Now’s your chance to buy something you’ve always wanted – a lighthouse!
Yes, right now, there are seven different lighthouses up for bid.
So how do you buy your own lighthouse?
Under the provisions of the National Historic Lighthouse Preservation Act of 2000, the General Services Administration (GSA) of the United States has the authority to transfer excess Federal property to individuals or groups. Normally, the GSA will first offer lighthouse property to the state where it’s located or to a non-profit historic preservation group. When neither of these recipients is interested or unable to afford the upkeep and management of the lighthouse, the GSA will auction the property to the highest bidder
*At this time, these properties are being offered for bid:
Southwest Ledge Light, CT, photo nps.gov.
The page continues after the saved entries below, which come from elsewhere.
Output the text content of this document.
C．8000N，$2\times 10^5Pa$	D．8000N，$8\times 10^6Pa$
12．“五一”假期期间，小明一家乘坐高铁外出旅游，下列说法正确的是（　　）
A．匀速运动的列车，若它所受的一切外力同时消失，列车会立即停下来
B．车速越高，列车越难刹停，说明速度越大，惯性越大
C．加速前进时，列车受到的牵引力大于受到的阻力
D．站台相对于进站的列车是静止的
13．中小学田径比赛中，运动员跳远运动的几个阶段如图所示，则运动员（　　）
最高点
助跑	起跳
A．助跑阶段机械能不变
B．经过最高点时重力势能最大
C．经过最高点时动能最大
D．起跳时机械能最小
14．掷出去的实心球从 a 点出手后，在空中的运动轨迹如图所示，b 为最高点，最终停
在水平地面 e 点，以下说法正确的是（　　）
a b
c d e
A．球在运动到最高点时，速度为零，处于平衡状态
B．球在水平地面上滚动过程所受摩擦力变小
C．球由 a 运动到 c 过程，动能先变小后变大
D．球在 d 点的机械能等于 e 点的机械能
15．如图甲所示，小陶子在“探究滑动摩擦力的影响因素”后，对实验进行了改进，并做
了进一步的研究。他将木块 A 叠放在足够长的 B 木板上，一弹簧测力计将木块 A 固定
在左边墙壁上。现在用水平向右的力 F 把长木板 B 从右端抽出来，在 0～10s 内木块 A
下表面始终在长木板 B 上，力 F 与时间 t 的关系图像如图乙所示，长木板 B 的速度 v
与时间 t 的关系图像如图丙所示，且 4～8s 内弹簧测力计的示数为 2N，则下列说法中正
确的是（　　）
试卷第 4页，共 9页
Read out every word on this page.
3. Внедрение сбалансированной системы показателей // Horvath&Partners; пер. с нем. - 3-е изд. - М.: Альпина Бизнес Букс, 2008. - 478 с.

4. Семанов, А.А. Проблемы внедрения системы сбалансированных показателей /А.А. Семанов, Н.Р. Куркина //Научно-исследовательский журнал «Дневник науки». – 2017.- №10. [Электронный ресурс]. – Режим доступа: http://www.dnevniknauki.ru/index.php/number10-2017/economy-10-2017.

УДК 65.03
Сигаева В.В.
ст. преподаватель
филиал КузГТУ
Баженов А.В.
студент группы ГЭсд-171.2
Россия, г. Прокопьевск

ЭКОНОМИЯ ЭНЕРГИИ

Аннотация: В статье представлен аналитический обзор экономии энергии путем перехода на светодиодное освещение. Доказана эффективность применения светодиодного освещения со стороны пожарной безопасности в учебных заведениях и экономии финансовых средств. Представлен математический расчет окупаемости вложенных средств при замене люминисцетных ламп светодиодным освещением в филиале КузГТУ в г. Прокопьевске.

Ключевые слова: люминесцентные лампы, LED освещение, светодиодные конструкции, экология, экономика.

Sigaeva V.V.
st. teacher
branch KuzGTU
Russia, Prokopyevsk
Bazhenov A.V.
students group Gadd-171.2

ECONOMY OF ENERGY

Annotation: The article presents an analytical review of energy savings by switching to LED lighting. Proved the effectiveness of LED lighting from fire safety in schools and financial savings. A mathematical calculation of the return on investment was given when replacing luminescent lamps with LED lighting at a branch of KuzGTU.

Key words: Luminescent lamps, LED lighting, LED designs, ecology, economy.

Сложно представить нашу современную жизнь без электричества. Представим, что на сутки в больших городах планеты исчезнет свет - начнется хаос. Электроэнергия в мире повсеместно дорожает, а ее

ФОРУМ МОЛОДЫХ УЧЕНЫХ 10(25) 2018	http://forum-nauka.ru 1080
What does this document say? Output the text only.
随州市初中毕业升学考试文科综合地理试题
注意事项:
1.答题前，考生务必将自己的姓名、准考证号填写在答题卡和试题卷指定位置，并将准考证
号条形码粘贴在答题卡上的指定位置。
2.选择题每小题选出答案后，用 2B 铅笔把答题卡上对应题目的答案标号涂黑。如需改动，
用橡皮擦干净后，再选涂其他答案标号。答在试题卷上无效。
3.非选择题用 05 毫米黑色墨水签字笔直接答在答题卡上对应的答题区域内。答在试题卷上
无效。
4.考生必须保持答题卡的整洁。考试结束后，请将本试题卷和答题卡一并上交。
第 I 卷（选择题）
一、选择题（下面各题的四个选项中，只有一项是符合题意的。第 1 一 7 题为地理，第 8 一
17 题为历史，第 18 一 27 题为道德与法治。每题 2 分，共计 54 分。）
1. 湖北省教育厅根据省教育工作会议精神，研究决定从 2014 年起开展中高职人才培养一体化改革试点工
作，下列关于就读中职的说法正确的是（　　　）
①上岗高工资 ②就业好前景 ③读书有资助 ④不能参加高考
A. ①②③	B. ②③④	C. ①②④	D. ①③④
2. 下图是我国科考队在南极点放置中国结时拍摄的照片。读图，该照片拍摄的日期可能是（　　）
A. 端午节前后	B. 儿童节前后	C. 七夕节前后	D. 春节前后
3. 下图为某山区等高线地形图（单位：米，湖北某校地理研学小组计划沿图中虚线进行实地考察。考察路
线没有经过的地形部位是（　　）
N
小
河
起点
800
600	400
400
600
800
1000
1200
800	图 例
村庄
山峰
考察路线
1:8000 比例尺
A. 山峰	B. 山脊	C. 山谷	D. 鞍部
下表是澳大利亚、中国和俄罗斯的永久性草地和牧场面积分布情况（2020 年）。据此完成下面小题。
Penfield Reef Lighthouse – Established in 1874, this 51-foot tall octagonal light structure is attached to a square two-story keeper’s quarters building, and is also listed on the National Register of Historic Places. After damage from Hurricane Sandy, the lighthouse was restored with a new roof, new cornice and built-in gutter, hurricane-resistant windows and stainless steel exterior doors. This property marks a submerged reef at the south side of the Black Rock Harbor entrance on the Long Island Sound, off the coast of Fairfield, Connecticut.
Southwest Ledge Lighthouse – Built in 1877, the property is a 45 foot, three-story cast iron square structure resting upon a cylindrical tower. The first story has a living room, a sitting room and a kitchen, and the second level has two bedrooms. This attractive lighthouse is listed on the National Register of Historic Places and will remain an active aid to navigation after the sale. The lighthouse is located offshore in New Haven Harbor, New Haven, Ct.
Green’s Ledge Light, CT, photo courtesy The Lighthouse People
Greens Ledge Light – Greens Ledge Light, first lit in 1902, is in Long Island Sound near Norwalk, CT, and warns marine traffic of a dangerous reef below. This “spark-plug” style lighthouse has a four-story keeper’s dwelling topped by the lantern room with an automated light. It is also on the National Register of Historic Places.
Other lighthouses up for bid are Gray’s Reef Light in Lake Michigan, White Shoal Light in Lake Michigan, Minneapolis Shoal Light, Michigan, near Green Bay, and North Manitou Offshore Lighthouse in Lake Michigan.
White Shoal Light, MI, photo courtesy lighthousefriends.com
If you want to go see these properties, you’ll need a boat because they’re all offshore, some farther than others. And if you’re interested in bidding, you can get more information at www.realestatesales.gov. But keep in mind, they all need restoring which means a lot of work and money. But unless they’re sold, the buildings will deteriorate unless the US Coast Guard decides to demolish them and replace them with a light on a platform.
It’s possible for people to feel like these lighthouses – forgotten, abandoned, and in need of restoration. But thank God, we aren’t. Because God has not forgotten us or abandoned us and He alone can restore us. Just ask Him.
“The Lord himself goes before you and will be with you; he will never leave you nor forsake you. Do not be afraid; do not be discouraged.” Deut. 31:8
* The deadlines for bidding on some of these may have passed by the time of this posting. Check the GSA website for current status.